The other missing element is that we currently do not have particularly systematic ways of
identifying or testing for bias. There are arguments that AI transparency will resolve this, but
transparency can make it easier for malicious actors to fool, or worse, reverse engineer the
underlying AI models. Instead, auditing and certification by trusted parties are important for
ensuring that AI systems meet a high-standard of performance. This relies on there being a way to
define those standards. Some vendors are providing auditing services as part of their product offering to determine if bias is present, but they are also incentivised to claim that there is no bias.
We need independent researchers and government agencies to invest resources into developing
these standards and tests, alongside appropriate regulation and investigative powers to ensure that
these standards are being met. There are predecents of government investigations of technologies,
particularly in safety-critical applications such as aircraft and vehicles. For example, road transport
and highway authorities generally have wide-ranging powers to investigate how car crashes happen
- in the wake of an Uber autonomous vehicle killing a pedestrian, the US National Transportation
Safety Board engaged technical experts to go through the hardware systems and software code to
understand what the sensors in the car saw and how decisions about stopping the vehicle were
made.
The trouble for the people and companies using AI systems is that very few would intend for their
systems to be biased.
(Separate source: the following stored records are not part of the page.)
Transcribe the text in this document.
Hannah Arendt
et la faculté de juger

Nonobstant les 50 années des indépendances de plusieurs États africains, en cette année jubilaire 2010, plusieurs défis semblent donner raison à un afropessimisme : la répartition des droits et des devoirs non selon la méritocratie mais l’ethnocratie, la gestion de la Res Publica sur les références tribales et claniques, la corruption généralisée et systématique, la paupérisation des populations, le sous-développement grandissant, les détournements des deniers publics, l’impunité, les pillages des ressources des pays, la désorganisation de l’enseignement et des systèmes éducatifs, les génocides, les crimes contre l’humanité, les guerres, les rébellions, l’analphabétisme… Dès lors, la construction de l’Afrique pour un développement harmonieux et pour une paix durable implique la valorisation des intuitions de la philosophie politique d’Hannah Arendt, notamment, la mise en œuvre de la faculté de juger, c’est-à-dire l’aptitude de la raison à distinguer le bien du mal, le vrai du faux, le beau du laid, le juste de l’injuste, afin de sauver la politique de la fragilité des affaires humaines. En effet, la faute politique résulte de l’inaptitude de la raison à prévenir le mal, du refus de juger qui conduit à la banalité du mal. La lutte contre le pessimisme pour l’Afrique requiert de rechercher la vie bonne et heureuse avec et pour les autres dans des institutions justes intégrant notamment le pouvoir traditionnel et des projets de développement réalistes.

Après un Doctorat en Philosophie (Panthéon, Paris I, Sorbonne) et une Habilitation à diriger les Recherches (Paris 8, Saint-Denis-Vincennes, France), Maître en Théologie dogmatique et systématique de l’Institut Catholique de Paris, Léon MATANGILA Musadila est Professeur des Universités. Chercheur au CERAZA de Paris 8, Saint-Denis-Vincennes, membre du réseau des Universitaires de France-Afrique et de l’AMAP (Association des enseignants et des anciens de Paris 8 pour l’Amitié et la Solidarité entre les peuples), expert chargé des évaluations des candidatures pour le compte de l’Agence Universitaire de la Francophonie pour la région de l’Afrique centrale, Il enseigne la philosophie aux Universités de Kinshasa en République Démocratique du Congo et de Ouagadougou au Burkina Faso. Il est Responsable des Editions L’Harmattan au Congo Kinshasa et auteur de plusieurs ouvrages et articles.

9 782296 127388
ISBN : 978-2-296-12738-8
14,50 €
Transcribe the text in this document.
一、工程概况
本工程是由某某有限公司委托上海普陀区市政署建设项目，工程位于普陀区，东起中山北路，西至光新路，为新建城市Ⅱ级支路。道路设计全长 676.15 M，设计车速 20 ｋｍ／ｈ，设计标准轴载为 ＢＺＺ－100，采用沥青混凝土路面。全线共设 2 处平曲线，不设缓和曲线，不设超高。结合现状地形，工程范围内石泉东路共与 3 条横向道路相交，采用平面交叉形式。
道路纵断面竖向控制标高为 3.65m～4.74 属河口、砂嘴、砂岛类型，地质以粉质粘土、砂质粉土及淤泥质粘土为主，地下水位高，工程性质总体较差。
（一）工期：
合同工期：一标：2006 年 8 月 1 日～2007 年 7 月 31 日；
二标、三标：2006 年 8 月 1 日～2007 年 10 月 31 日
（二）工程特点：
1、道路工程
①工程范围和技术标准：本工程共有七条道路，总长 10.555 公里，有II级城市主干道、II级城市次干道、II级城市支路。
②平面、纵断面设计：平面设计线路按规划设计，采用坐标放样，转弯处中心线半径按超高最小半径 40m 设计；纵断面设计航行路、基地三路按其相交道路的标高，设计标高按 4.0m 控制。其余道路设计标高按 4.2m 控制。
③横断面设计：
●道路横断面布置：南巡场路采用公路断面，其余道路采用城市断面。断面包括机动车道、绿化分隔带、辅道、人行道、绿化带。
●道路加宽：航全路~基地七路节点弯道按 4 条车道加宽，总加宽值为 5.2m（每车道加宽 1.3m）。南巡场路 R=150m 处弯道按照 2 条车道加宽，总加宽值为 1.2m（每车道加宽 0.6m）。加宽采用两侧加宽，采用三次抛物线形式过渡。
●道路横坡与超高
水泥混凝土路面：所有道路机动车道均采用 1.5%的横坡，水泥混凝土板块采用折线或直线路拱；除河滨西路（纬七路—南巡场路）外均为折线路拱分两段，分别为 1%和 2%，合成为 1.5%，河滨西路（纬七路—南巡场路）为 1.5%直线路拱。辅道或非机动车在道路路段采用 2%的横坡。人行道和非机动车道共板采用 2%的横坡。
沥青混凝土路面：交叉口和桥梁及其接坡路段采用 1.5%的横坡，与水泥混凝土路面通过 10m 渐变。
Perhaps this is a limitation of the technology that we have available to us at
the moment, and bias just exists without anyone putting it there. But there are two key actions that
can mitigate and minimise that bias as much as possible – collecting as much real-world data for
training as possible, and testing/auditing the system widely including exposing the system to edge
cases. These may both seem like costly actions, but it’s worth comparing this to the cost of losing
customers because the system doesn’t work for them. Understanding the cost of errors in the
system is critical to understanding how much effort needs to be put into avoiding them.